"I'd been dreading it for weeks," says Marouane Chamakh of his last home match for FC Girondins de Bordeaux. "I knew it'd be emotional and there'd probably be some tears, but I wasn't sure how the fans were going to react."
The 26-year-old need not have worried. The Chaban-Delmas crowd gave him a roaring send-off. At the final whistle, the teary-eyed striker clambered into the Virage Sud with a loudhailer but chants of "Merci, Marouane! Merci, Marouane! Merci!" drowned him out. He says: "
Bordeaux were like a second family. I was a kid when I joined and I experienced everything there. I guess the fans kept liking me because they knew I had always given 150%."
Chamakh talks like he plays – wholeheartedly. "I never calculate my efforts," he says. "I just run and run and fight and fight for as long as my legs will allow. But to play like that I need the trust of the coach, team-mates and fans. I'm at Arsenal today because I was lucky to have a club and fans that supported me."
Chamakh joined Bordeaux at 16 and struggled at first. "I come from a big, close-knit family. I used to do everything with my three brothers and loved spending time with my baby sister. Suddenly I had to leave all that behind."
But encouraged by dad Mustapha he flourished and learned a lot in training with Christophe Dugarry: "Duga helped me become more complete. He taught me how to shield the ball better and helped me improve my movement."
The teenager took the FIFA World Cup winner's first-team place six months later. Chamakh was also tipped to step into Dugarry's France shirt after representing Les Bleus at youth level, but at 19 he took the call from Morocco. "I might have made the decision a bit hastily," he says. "But I knew how much it would mean to my parents and I'm proud to have already played 50 odd times for Morocco. I wanted to keep that link to my origins."

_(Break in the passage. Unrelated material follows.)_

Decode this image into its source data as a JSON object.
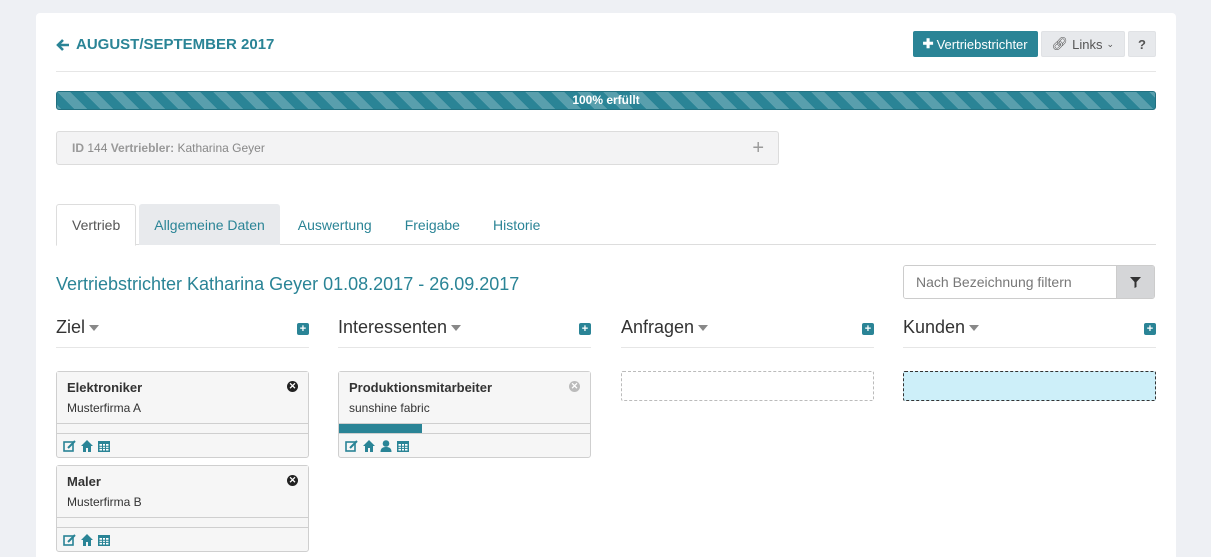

You can see how much he likes to help others in the way he plays. His tendency to give rather than take has prompted talk he is not selfish enough to be a great striker. Only once in Chamakh's first six seasons did his goal tally reach double figures. Matters didn't really change until Laurent Blanc arrived in 2007.
"I still remember our first talk," Chamakh says. "Blanc said he rated me and was counting on me but if I wanted to play regularly, I had to raise my game and start scoring more. He said it was up to me."

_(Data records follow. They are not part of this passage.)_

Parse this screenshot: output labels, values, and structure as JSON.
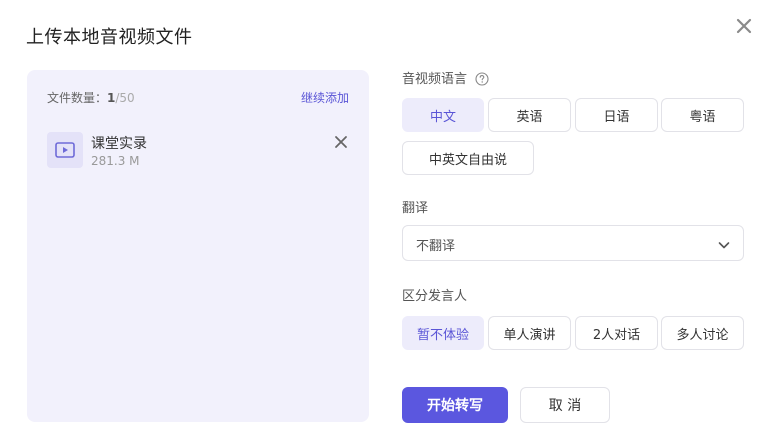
{
  "dialog": {
    "title": "上传本地音视频文件"
  },
  "file_panel": {
    "count_label": "文件数量：",
    "count_current": "1",
    "count_separator": "/",
    "count_max": "50",
    "add_more": "继续添加",
    "files": [
      {
        "name": "课堂实录",
        "size": "281.3 M",
        "icon": "video-play-icon"
      }
    ]
  },
  "language": {
    "label": "音视频语言",
    "options": [
      "中文",
      "英语",
      "日语",
      "粤语",
      "中英文自由说"
    ],
    "selected": "中文"
  },
  "translation": {
    "label": "翻译",
    "value": "不翻译"
  },
  "speaker": {
    "label": "区分发言人",
    "options": [
      "暂不体验",
      "单人演讲",
      "2人对话",
      "多人讨论"
    ],
    "selected": "暂不体验"
  },
  "actions": {
    "start": "开始转写",
    "cancel": "取 消"
  },
  "colors": {
    "accent": "#5b57df",
    "panel_bg": "#f2f1fc",
    "active_option_bg": "#edecfb"
  }
}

Chamakh rose to the challenge, as he proved with a landmark display at AS Monaco FC in December 2008. With Bordeaux 3-0 down, Blanc sent him on in the second half. He changed the game with two towering headers and set up Fernando Cavenaghi for the winner. Blanc never left him out of a big game again.
This gave Chamakh the belief to match the talent. He no longer felt inferior to the likes of Emmanuel Adebayor and scored 13 league goals in 2008/09 as Bordeaux won their first title in a decade. "Laurent Blanc told me if I stayed, we'd do something beautiful together in the Champions League, and he was right.

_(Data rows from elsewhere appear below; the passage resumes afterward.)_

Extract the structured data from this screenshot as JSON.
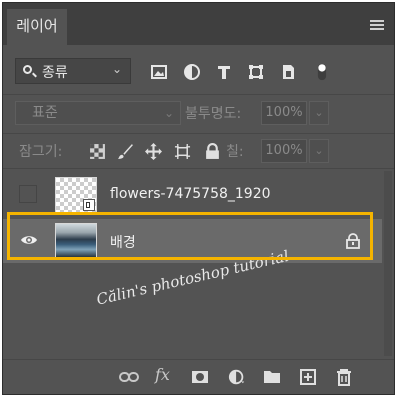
{
  "panel": {
    "tab_label": "레이어",
    "menu_icon": "panel-menu-icon"
  },
  "filter": {
    "kind_value": "종류",
    "icons": [
      "search-icon",
      "image-filter-icon",
      "adjustment-filter-icon",
      "type-filter-icon",
      "shape-filter-icon",
      "smart-object-filter-icon",
      "filter-toggle-icon"
    ]
  },
  "blend": {
    "mode": "표준",
    "opacity_label": "불투명도:",
    "opacity_value": "100%"
  },
  "lock": {
    "label": "잠그기:",
    "icons": [
      "lock-transparent-pixels-icon",
      "lock-image-pixels-icon",
      "lock-position-icon",
      "lock-artboard-icon",
      "lock-all-icon"
    ],
    "fill_label": "칠:",
    "fill_value": "100%"
  },
  "layers": [
    {
      "name": "flowers-7475758_1920",
      "visible": false,
      "selected": false,
      "smart_object": true
    },
    {
      "name": "배경",
      "visible": true,
      "selected": true,
      "locked": true
    }
  ],
  "watermark": "Călin's photoshop tutorial",
  "bottom_icons": [
    "link-layers-icon",
    "fx-icon",
    "mask-icon",
    "adjustment-layer-icon",
    "group-folder-icon",
    "new-layer-icon",
    "trash-icon"
  ],
  "colors": {
    "panel_bg": "#535353",
    "tab_bar": "#3f3f3f",
    "selection_row": "#6a6a6a",
    "highlight_frame": "#f5b400"
  }
}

"The previous season we'd been like tourists. We went to Chelsea and just watched and admired them. We knew we'd let ourselves down and really wanted to show we had quality. Last season, we didn't do badly, we beat Bayern twice and could've gone even further than the quarters."
Chamakh nearly left in 2009, but Bordeaux rejected Arsenal's bid. He gritted his teeth and did well again, scoring ten Ligue 1 goals and five in the UEFA Champions League where, he feels, being a lone striker sharpened his game: "It demanded a lot more work. But I enjoyed trying to unsettle the Juve defence – knowing how tough and strong they are was a great challenge."
He still feels guilty about leaving Bordeaux on a free – "They did so much for me, I'm not proud" – but intends to progress in London. "I can still improve a lot. Wenger's a great manager who gets the best out of his players." And in no time at all: Chamakh has scored three goals in his first six games in England.
Once again he is missing his family and his mother's couscous but the presence of his younger brother, who moved to London with him, has helped. "I'll only do well if I adapt fully," he insists. "I have to get to know my team-mates, learn the language and discover a new culture. I'm going to apply myself in every aspect of my life."